At my school, we are lucky to have many high-profile speakers, like Gordon Ramsey or the chief environmental editor of the Guardian (notice the nice example of a contrast, English teachers!). Many of these speakers, apart from Gordon Ramsey, talk about something relating to their subject and then progress onto telling us how this, that and the other will be the greatest challenge to our generation. I believe the challenge count stands at about 10 now: world poverty, an economic crisis, water shortage, social unrest, the potential threat of war, energy shortage, global pollution, severe weather, the destruction of humanity and another damn Gordon Ramsey reality cooking show. Problem, no?

February 5, 2012

The Privatisation of Education

What has hit me recently following the recent Apple announcement was the fact that everyone (well, almost) is proclaiming that the new iBooks textbook program will revolutionise education, considering the price of college textbooks to be around $200, and once establishments work a way around the $500 price tag of the iPad.
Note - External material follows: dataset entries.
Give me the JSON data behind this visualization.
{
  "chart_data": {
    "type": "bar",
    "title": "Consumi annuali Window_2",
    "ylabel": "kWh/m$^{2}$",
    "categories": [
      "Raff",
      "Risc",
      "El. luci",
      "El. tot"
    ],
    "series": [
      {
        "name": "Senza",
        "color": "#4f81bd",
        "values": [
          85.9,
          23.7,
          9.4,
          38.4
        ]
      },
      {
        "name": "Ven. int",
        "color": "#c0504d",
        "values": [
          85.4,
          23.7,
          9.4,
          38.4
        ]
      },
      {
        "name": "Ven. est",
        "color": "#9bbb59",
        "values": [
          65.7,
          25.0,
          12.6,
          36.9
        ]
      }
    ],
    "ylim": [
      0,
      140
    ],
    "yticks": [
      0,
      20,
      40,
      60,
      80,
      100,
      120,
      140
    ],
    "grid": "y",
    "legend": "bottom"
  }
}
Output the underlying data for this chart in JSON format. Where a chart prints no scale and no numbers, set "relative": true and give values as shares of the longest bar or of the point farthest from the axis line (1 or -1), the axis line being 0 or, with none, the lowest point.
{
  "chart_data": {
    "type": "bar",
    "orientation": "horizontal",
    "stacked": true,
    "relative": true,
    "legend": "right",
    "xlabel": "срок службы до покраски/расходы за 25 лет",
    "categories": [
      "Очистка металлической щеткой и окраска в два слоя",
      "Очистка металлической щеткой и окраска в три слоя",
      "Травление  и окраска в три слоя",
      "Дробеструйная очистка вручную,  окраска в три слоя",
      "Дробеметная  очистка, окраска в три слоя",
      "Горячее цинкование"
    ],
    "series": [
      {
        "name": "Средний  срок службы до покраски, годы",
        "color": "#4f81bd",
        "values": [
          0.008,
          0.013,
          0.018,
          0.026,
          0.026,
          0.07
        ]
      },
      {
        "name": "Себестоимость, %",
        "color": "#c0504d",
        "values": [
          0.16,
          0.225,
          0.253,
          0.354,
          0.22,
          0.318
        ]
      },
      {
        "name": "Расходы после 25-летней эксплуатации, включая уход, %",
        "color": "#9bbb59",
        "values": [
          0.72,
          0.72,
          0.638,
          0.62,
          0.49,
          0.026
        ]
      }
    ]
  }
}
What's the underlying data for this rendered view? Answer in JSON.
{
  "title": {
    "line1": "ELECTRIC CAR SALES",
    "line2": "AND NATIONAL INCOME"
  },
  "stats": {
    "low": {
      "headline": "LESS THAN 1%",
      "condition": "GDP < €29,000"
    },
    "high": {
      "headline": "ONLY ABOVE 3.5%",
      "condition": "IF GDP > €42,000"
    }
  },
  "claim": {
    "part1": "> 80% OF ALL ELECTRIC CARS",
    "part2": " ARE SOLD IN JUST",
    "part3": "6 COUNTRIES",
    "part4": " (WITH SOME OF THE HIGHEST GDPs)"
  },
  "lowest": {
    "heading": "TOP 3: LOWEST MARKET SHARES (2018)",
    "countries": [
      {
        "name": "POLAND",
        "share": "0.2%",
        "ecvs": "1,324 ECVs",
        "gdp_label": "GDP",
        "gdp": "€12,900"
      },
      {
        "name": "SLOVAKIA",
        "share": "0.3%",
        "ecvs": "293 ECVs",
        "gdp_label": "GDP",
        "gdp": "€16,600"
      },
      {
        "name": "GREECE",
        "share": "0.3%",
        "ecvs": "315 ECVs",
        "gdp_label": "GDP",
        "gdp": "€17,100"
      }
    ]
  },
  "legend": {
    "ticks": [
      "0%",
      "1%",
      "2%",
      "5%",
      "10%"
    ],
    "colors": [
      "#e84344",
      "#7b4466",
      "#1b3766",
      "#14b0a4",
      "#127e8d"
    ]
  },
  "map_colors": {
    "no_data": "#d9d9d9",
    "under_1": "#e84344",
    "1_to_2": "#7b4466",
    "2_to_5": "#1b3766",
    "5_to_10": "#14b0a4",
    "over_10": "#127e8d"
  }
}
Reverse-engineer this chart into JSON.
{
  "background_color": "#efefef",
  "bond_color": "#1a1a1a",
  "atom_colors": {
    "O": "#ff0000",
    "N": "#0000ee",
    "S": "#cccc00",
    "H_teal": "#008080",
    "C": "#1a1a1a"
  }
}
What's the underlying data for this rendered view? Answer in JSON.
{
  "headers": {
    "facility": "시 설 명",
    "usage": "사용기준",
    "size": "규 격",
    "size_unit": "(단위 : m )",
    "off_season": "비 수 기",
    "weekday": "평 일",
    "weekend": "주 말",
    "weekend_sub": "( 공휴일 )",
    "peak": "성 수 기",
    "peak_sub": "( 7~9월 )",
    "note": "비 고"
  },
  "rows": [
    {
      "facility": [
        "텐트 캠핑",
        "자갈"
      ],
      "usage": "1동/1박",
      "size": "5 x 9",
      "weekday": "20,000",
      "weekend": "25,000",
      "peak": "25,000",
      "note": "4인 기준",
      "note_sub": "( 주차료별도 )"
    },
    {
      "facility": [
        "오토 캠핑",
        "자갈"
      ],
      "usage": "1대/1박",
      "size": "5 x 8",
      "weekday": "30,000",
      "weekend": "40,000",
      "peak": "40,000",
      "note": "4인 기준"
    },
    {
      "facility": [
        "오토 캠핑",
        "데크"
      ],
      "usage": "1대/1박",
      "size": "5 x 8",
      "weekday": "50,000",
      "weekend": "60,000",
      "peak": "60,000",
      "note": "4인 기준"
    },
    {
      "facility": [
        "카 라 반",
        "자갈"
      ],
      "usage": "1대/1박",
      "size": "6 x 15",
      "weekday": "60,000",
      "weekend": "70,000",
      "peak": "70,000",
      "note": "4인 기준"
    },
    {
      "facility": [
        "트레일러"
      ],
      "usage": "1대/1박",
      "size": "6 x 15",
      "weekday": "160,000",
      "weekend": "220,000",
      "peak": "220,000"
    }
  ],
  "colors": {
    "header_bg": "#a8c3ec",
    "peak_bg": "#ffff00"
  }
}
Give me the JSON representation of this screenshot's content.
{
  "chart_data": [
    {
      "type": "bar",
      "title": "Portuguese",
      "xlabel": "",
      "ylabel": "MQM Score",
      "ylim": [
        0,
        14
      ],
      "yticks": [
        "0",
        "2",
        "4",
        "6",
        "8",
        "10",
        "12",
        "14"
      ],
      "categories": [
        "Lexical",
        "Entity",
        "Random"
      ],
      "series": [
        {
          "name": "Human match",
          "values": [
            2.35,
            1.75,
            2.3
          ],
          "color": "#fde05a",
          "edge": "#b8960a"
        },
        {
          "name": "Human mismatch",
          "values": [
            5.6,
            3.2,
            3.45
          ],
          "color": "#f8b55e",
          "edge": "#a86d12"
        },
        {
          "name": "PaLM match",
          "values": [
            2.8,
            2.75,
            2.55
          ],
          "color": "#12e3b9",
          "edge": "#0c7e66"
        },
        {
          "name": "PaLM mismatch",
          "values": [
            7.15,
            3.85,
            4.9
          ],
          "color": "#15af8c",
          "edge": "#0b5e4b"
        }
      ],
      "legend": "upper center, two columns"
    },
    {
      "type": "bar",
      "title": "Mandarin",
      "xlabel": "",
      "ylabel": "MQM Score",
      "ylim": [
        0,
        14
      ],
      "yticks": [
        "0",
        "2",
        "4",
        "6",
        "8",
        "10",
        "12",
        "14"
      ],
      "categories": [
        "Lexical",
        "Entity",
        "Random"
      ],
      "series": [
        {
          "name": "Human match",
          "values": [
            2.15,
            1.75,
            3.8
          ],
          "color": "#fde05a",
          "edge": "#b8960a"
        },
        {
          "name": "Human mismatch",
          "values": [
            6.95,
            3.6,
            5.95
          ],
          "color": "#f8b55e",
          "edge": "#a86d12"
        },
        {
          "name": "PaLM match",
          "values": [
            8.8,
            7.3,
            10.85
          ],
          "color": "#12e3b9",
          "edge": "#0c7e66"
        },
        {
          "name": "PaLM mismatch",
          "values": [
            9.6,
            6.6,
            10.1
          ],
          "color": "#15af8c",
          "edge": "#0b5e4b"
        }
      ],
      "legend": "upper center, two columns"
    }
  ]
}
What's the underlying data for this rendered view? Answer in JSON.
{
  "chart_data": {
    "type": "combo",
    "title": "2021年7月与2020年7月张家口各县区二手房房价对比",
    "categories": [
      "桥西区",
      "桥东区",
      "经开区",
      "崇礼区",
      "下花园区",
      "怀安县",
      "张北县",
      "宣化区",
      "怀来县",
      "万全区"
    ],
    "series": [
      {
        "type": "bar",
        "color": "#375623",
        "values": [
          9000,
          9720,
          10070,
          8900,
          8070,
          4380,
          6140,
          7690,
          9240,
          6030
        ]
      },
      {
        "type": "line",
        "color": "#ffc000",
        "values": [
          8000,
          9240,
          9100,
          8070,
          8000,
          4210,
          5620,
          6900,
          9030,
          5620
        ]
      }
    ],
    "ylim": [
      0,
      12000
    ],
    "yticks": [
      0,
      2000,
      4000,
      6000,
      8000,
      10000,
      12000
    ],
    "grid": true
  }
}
I can now say that it almost defiantly will, but there is a catch, a subtle, but one that no one has yet considered.

If the state system is not careful, education will become privatised. Who wants a nation-wide education system at the whims of a massive conglomerate or organisation? Should every student receive an iPad, Apple would control the distribution and presentation models without any input or limitations by the government.

Now, one might say this is a good idea. A lacking state education system being helped by Apple must be a good thing. It’s not though! While this program might increase test scores and class intake, Apple could easily mess everything up. Then what do you do? By new physical copies without your notes and spend multiple hundreds of dollars/pounds doing so? Well, you will have no other option, and in all likelihood, the same iPad version will not exsist physically, as the iBooks author EULA states that you may not sell your book for money outside iBooks.

So you are completely screwed, in the worse case scenario!

The relevant governmental authorities should have made an integrated system of their own that they could manage across the school districts. They missed their oportunity with physical textbooks, now already privatised, and they have just missed this opportunity.

I have no doubt that the iBooks program will be a success, being an Apple user myself, but how far are we willing to let a cooperation take complete control?

Update: I know that there were plenty of spelling mistakes initially! Hopefully they are all corrected. Just to add, this piece was written in a frenzy, should one wish to call it so, and is not my best work!